Он почувствовал, что краснеет, чуть ли не плачет, но Аня ничего не замечала. Колюня ждал, не предложит ли она ему чаю, Аня же смотрела на своего приятеля с досадой. Он упрямо сидел на
Артуровом месте, и ему хотелось вернуть хотя б их прежние покойные отношения, но все было напрасно: банки с вареньем неприступно стояли в шкафу, отсвечивая темно-красными боками, и отражали его вытянутое лицо. Наконец Аня потеряла всякое терпение и раздраженно сказала, что хочет спать.

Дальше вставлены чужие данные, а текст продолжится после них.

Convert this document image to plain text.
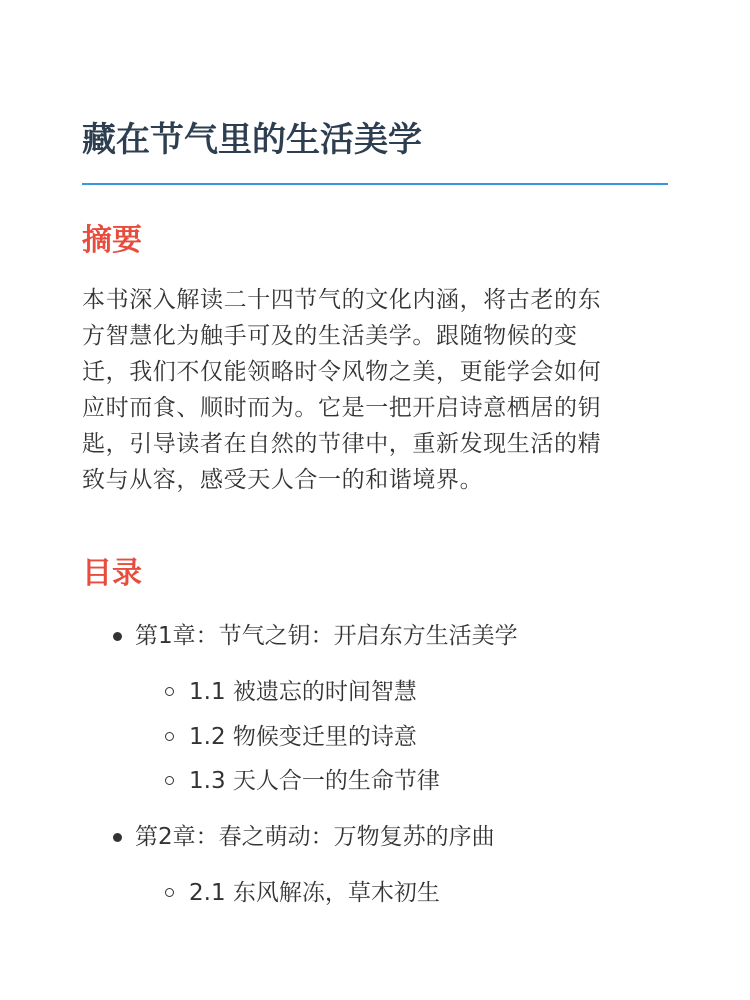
藏在节气里的生活美学
摘要

本书深入解读二十四节气的文化内涵，将古老的东
方智慧化为触手可及的生活美学。跟随物候的变
迁，我们不仅能领略时令风物之美，更能学会如何
应时而食、顺时而为。它是一把开启诗意栖居的钥
匙，引导读者在自然的节律中，重新发现生活的精
致与从容，感受天人合一的和谐境界。

目录
第1章：节气之钥：开启东方生活美学
1.1 被遗忘的时间智慧
1.2 物候变迁里的诗意
1.3 天人合一的生命节律
第2章：春之萌动：万物复苏的序曲
2.1 东风解冻，草木初生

Это было так хлестко, что, выйдя на улицу, Колюня поклялся: не пойду к ней до тех пор, пока сама не придет и не позовет. Но Аня и не думала его звать, и Колюнчик весь изошелся от обиды, ревности, а всего более от того, что в его отсутствие может стрястись беда. Но выслеживать парочку, увязываться третьим, ловить насмешливые взгляды Артура и раздосадованные Ани не позволяла гордость.
Какими только словами он не крыл своего старшего друга, но не сдавался и выжидал, когда же девочке станет без него скучно, так же невыносимо тошно, как ему без нее. Пожалуй, на его позеленевшем лице аршинными буквами было написано это отчаяние, и даже разнообразные родственники перестали Колюню корить, а только вздыхали, кто со злорадством, а кто сочувственно глядя, как племянник, внук и кузен слоняется по саду, оглядывая каждого прохожего и набивая оскомину поздней смородиной. Но занять себя было нечем – на купавнинской даче не было толком книг, только стояли на самодельной грубой полке среди садоводческих справочников и зачитанных альманахов украшенные Сталинскими премиями издания послевоенных лет – романы Тихона Семушкина,
Ванды Василевской, Семена Бабаевского и Павла Вершигоры.
На третий день, прочитав половину “Кавалера Золотой Звезды”, где снова было о женщинах и о любви, Колюня себя вконец запрезирал, решил, что пора возмужать и научиться обходиться без женского общества, но Анин голос, ее скользящие с поволокой глаза, маленькие ладошки и ножки в шерстяных носках – все мерещилось отроку во сне и наяву, и от этих противоречивых чувств он полез на чердак, достал из дядюшкиного хлама спутавшиеся старые снасти, наладил их и отправился на карьер ловить рыбу.
Карьер к тому времени сделался еще более капризным, он усох больше чем наполовину, но рыбы там водилось по-прежнему много, однако была она закормлена и избалована многочисленными рыболовами, просто на геркулес уже не шла, и требовалось изрядно поломать голову, дабы ее привадить. Ловили чаще всего удочками около травы или в заливах, где держался мелкий окунь, плотва и карась, но все это было баловством – настоящей рыбалкой считалась ловля зеркального карпа на закидушки. Брал он нечасто, но уж когда это случалось, могучая рыба шла с сопротивлением, делала в воздухе свечки, рвала прочнейшую леску, доводя до исступления самых стойких мужиков.
Колюня уезжал обычно с вечера на велосипеде, ставил несколько закидушек, разводил костер и пялился на огонь, прислушиваясь, не зазвенит ли во тьме колокольчик. Так он просидел на берегу несколько ночей, меняя места, колдовал над кашей для рыбы, смешивая манку, пшенку и геркулес, замешивая тесто на белке, добавляя в него сахара, постного масла или анисовых капель, лепил из каши хитрые рогатины, в которых был спрятан десяток крючков с отточенными жалами, но счастья ему не было и здесь. А август был теплым, и тихие ночи с тут и там вспыхивающими огнями костров и ущербной луной над дальним берегом успокаивали душу, и на время мысли об Ане становились сладкими, как прежде. Колюня забывал об Артуре, ему казалось, что подружка его просто уехала, но очень скоро обязательно вернется на увитую диким виноградом террасу.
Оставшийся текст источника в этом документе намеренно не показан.